Bertrand Russell (1872-1970). Uma
mente que chegou na fronteira da razão,
apontando para uma realidade mais
interessante. 
Quando estamos ancorados a automatismos que sabemos, conscientemente, não serem bons, - apesar de inscritos na legalidade jurídica e cultural - tendemos a construir um autopoliciamento mental que sempre nos alerta da necessidade de frearmos. Assim passamos a ser tolerantes com as regras e leis do mundo que inibem a liberdade. Mas se essas restrições não houvessem para alguns indivíduos, eles fariam bom uso desse campo aberto. Vejamos um caso prático.

Se observarmos a jornada de trabalho no mundo e confrontarmos essa imposição legal com a eficiência da economia e o bem-estar das pessoas, iremos constatar a inutilidade de tantas horas perdidas ao longo do ano [1]. Antes do Domenico De Masi, Bertrand Russell já havia se aprofundado na questão com  obra Elogio ao Ócio [2]. Discorre em poucas páginas sobre a irracionalidade de se aplicar uma jornada longa, que nem sequer do ponto de vista produtivo é utilitária se mantida indefinidamente. No entanto muitos creem que 'mente vazia é oficina do diabo'.

De fato, o ser humano ocioso tende a se degradar com o tempo. A questão é definir o que é exatamente a 'mente vazia' do famoso ditado. Será deixar de ficar 10~12 horas num escritório? Ou num balcão de mercado? Ou na rua vendendo chips de operadoras? Ou em diversos cargos burocráticos, repetitivos ou que ameaçam formas de vida? Porque existem inúmeras ocupações remuneradas (algumas muito bem inclusive) que não criam nenhum valor útil, ao passo que pessoas que preenchem sua vida com significado acabam não sendo reconhecidas pelo sistema econômico, sendo relegadas ou ao desemprego ou à baixa remuneração - além de serem motivos de chacota de parte da sociedade. Pense nos cientistas humanos, sociais, pesquisadores de institutos, professores(as) da maioria das redes, artistas, filósofos, operários competentes, entre outros. Seu valor não se reflete nas políticas de carreira, vagas, reajustes, reconhecimentos (oficial ou não), salário, voz política, entre outras questões.

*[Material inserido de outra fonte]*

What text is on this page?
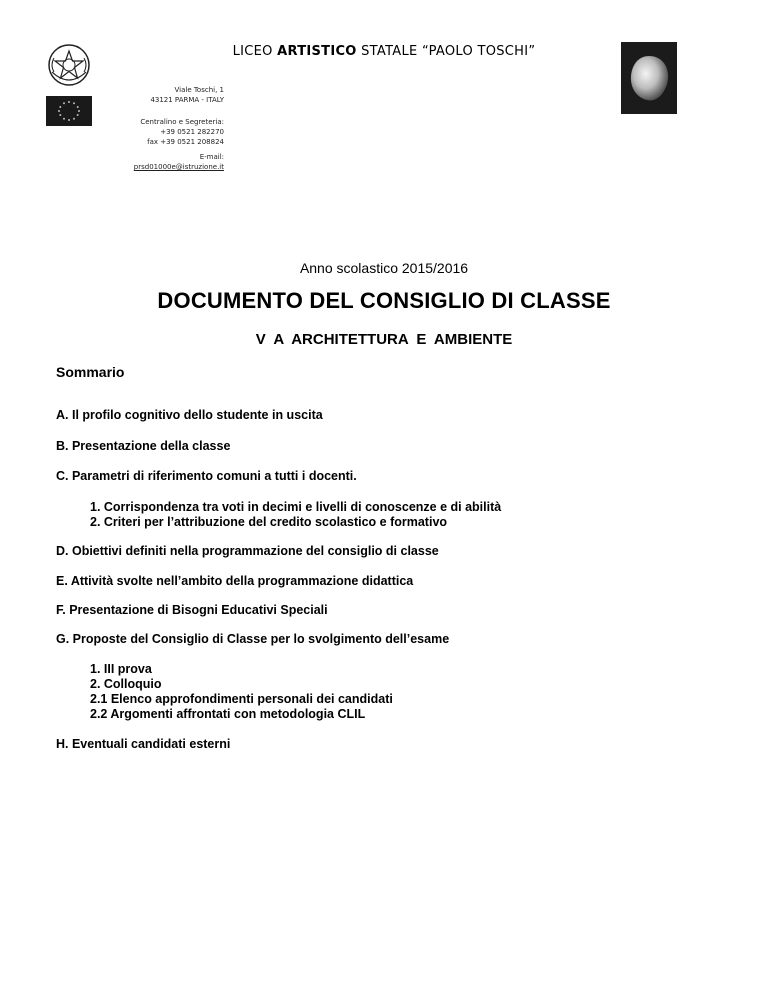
LICEO ARTISTICO STATALE “PAOLO TOSCHI”
Viale Toschi, 1
43121 PARMA - ITALY
Centralino e Segreteria:
+39 0521 282270
fax +39 0521 208824
E-mail:
prsd01000e@istruzione.it
Anno scolastico 2015/2016
DOCUMENTO DEL CONSIGLIO DI CLASSE
V A ARCHITETTURA E AMBIENTE
Sommario
A. Il profilo cognitivo dello studente in uscita
B. Presentazione della classe
C. Parametri di riferimento comuni a tutti i docenti.
1. Corrispondenza tra voti in decimi e livelli di conoscenze e di abilità
2. Criteri per l’attribuzione del credito scolastico e formativo
D. Obiettivi definiti nella programmazione del consiglio di classe
E. Attività svolte nell’ambito della programmazione didattica
F. Presentazione di Bisogni Educativi Speciali
G. Proposte del Consiglio di Classe per lo svolgimento dell’esame
1. III prova
2. Colloquio
2.1 Elenco approfondimenti personali dei candidati
2.2 Argomenti affrontati con metodologia CLIL
H. Eventuali candidati esterni
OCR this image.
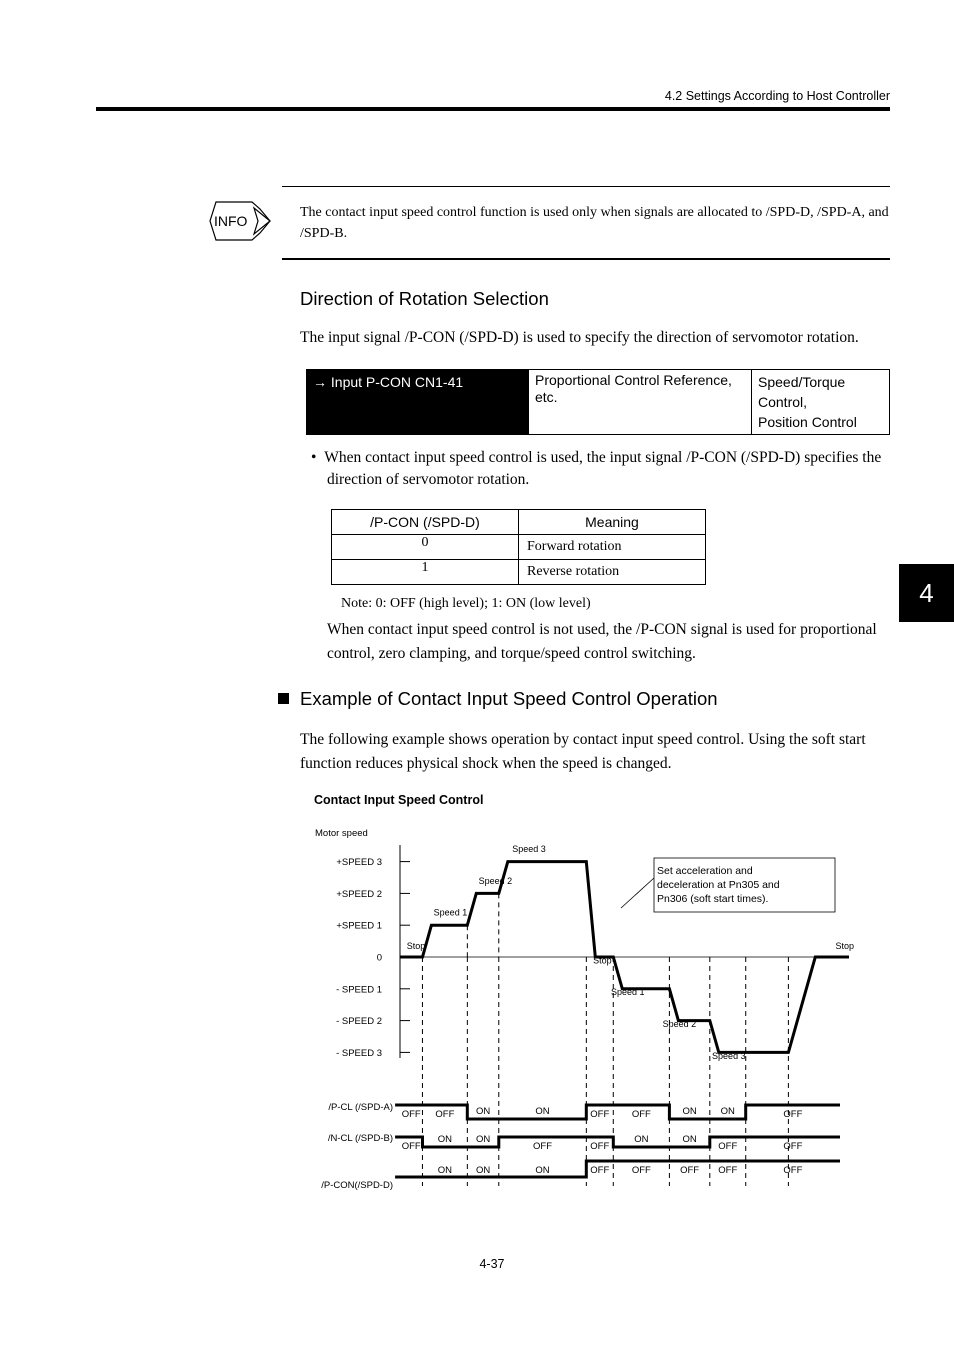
4.2 Settings According to Host Controller
INFO
The contact input speed control function is used only when signals are allocated to /SPD-D, /SPD-A, and /SPD-B.
Direction of Rotation Selection
The input signal /P-CON (/SPD-D) is used to specify the direction of servomotor rotation.
→ Input P-CON CN1-41	Proportional Control Reference, etc.	
Speed/Torque
Control,
Position Control
•  When contact input speed control is used, the input signal /P-CON (/SPD-D) specifies the direction of servomotor rotation.
/P-CON (/SPD-D)	Meaning
0	Forward rotation
1	Reverse rotation
Note: 0: OFF (high level); 1: ON (low level)
When contact input speed control is not used, the /P-CON signal is used for proportional control, zero clamping, and torque/speed control switching.
Example of Contact Input Speed Control Operation
The following example shows operation by contact input speed control. Using the soft start function reduces physical shock when the speed is changed.
Contact Input Speed Control
Motor speed
+SPEED 3
+SPEED 2
+SPEED 1
0
- SPEED 1
- SPEED 2
- SPEED 3
Stop
Speed 1
Speed 2
Speed 3
Stop
Speed 1
Speed 2
Speed 3
Stop
Set acceleration and
deceleration at Pn305 and
Pn306 (soft start times).
/P-CL (/SPD-A)
OFF OFF ON	ON	OFF OFF	ON	ON	OFF
/N-CL (/SPD-B)
OFF
ON	ON
OFF	OFF
ON	ON
OFF	OFF
/P-CON(/SPD-D)
ON	ON	ON	OFF OFF	OFF OFF	OFF
4
4-37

Dessa maneira devemos separar os vocábulos 'emprego' e 'trabalho'.

O primeiro é uma ocupação remunerada e juridicamente reconhecida pelas instituições (e, em larga medida, sociedade), que cada vez mais é repudiado pelo íntimo humano, que não se realiza com um horizonte de expectativas tão limitado. O segundo é criação de valor, cansativo porém dinâmico e alegre, que dá sensação de tempo que voa, sem foco no externo, mas mergulho em concentração e intensidade de execução. Em muitos casos não é reconhecido - se é, há poucas vagas.

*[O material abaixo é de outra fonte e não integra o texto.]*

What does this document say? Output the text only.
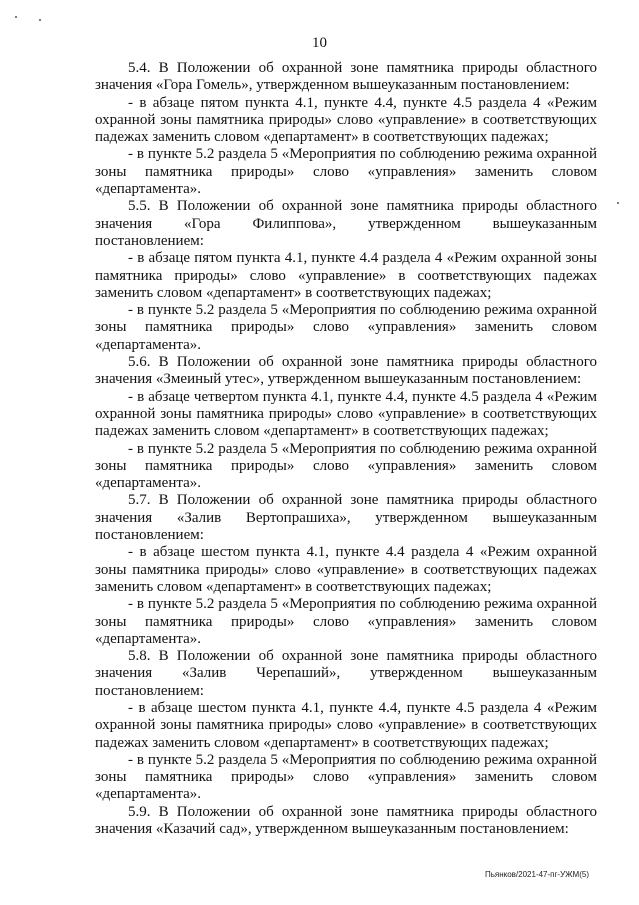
10

5.4. В Положении об охранной зоне памятника природы областного значения «Гора Гомель», утвержденном вышеуказанным постановлением:

- в абзаце пятом пункта 4.1, пункте 4.4, пункте 4.5 раздела 4 «Режим охранной зоны памятника природы» слово «управление» в соответствующих падежах заменить словом «департамент» в соответствующих падежах;

- в пункте 5.2 раздела 5 «Мероприятия по соблюдению режима охранной зоны памятника природы» слово «управления» заменить словом «департамента».

5.5. В Положении об охранной зоне памятника природы областного значения «Гора Филиппова», утвержденном вышеуказанным постановлением:

- в абзаце пятом пункта 4.1, пункте 4.4 раздела 4 «Режим охранной зоны памятника природы» слово «управление» в соответствующих падежах заменить словом «департамент» в соответствующих падежах;

- в пункте 5.2 раздела 5 «Мероприятия по соблюдению режима охранной зоны памятника природы» слово «управления» заменить словом «департамента».

5.6. В Положении об охранной зоне памятника природы областного значения «Змеиный утес», утвержденном вышеуказанным постановлением:

- в абзаце четвертом пункта 4.1, пункте 4.4, пункте 4.5 раздела 4 «Режим охранной зоны памятника природы» слово «управление» в соответствующих падежах заменить словом «департамент» в соответствующих падежах;

- в пункте 5.2 раздела 5 «Мероприятия по соблюдению режима охранной зоны памятника природы» слово «управления» заменить словом «департамента».

5.7. В Положении об охранной зоне памятника природы областного значения «Залив Вертопрашиха», утвержденном вышеуказанным постановлением:

- в абзаце шестом пункта 4.1, пункте 4.4 раздела 4 «Режим охранной зоны памятника природы» слово «управление» в соответствующих падежах заменить словом «департамент» в соответствующих падежах;

- в пункте 5.2 раздела 5 «Мероприятия по соблюдению режима охранной зоны памятника природы» слово «управления» заменить словом «департамента».

5.8. В Положении об охранной зоне памятника природы областного значения «Залив Черепаший», утвержденном вышеуказанным постановлением:

- в абзаце шестом пункта 4.1, пункте 4.4, пункте 4.5 раздела 4 «Режим охранной зоны памятника природы» слово «управление» в соответствующих падежах заменить словом «департамент» в соответствующих падежах;

- в пункте 5.2 раздела 5 «Мероприятия по соблюдению режима охранной зоны памятника природы» слово «управления» заменить словом «департамента».

5.9. В Положении об охранной зоне памятника природы областного значения «Казачий сад», утвержденном вышеуказанным постановлением:

Пьянков/2021-47-пг-УЖМ(5)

A intuição, como um relâmpago, vem
impetuosamente. Seu efeito posterior
é o som do trovão, que abala com sua
força. O som filho de uma visão possui
a força da criação.
Pode-se criar - e muito - fora do contexto 'emprego'. Quando-se está deitado num sofá, é possível a mente estar a mil, relacionando conceitos, eventos, pensando em soluções para questões práticas ou simplesmente tentando entrar num estado de meditação, esvaziando a mente para a recepção de algo. Quando se está em casa de pijama (ou num parque, num bistrô ou coisa do tipo) pode-se estar pesquisando, resolvendo problemas de uma tese, elaborando um curso, redigindo um texto, criando uma avaliação, cozinhando uma nova receita, ouvindo música, conversando intimamente, assistindo um filme, refletindo, lendo, consertando algo, tentando criar algo novo, nunca visto. Esses valores criativos devem vir à tona. Às vezes aí é que se encontra a verdadeira vida. A criação plena, intensa, incessante e livre. Uma criação que obedece leis férreas, leis interiores, mas necessita de liberdade externa das instituições. Necessita que a sociedade compreenda, deixando o criador ou criadora em paz, com certo conforto, para que possa impor a si mesmo uma condição de busca. Desordenadamente tenta-se criar uma ordem diversa, própria, que se enquadre no seu momento pessoal e saiba manifestar potencialidades latentes. Desse ponto de vista liberdade é segurança. Liberdade razoável - de tempo e financeira - dá a segurança de poder, com sua consciência, ensaiar novas formas de vida - ou ao menos refletir profundamente sobre elas. O mundo inconscientemente anseia por isso, e olha de modo singular para aqueles que vivem segundo outros princípios, sem medo de criar núcleos de criação - oásis de paz mergulhos em mares ruidosos.

Como se criam esses núcleos? De vários modos.

O primeiro passo é valorizar todo ato pequeno, por mais insignificante e impotente que pareça. Se a intenção for sincera e a perseverança profunda, o resultado é certo.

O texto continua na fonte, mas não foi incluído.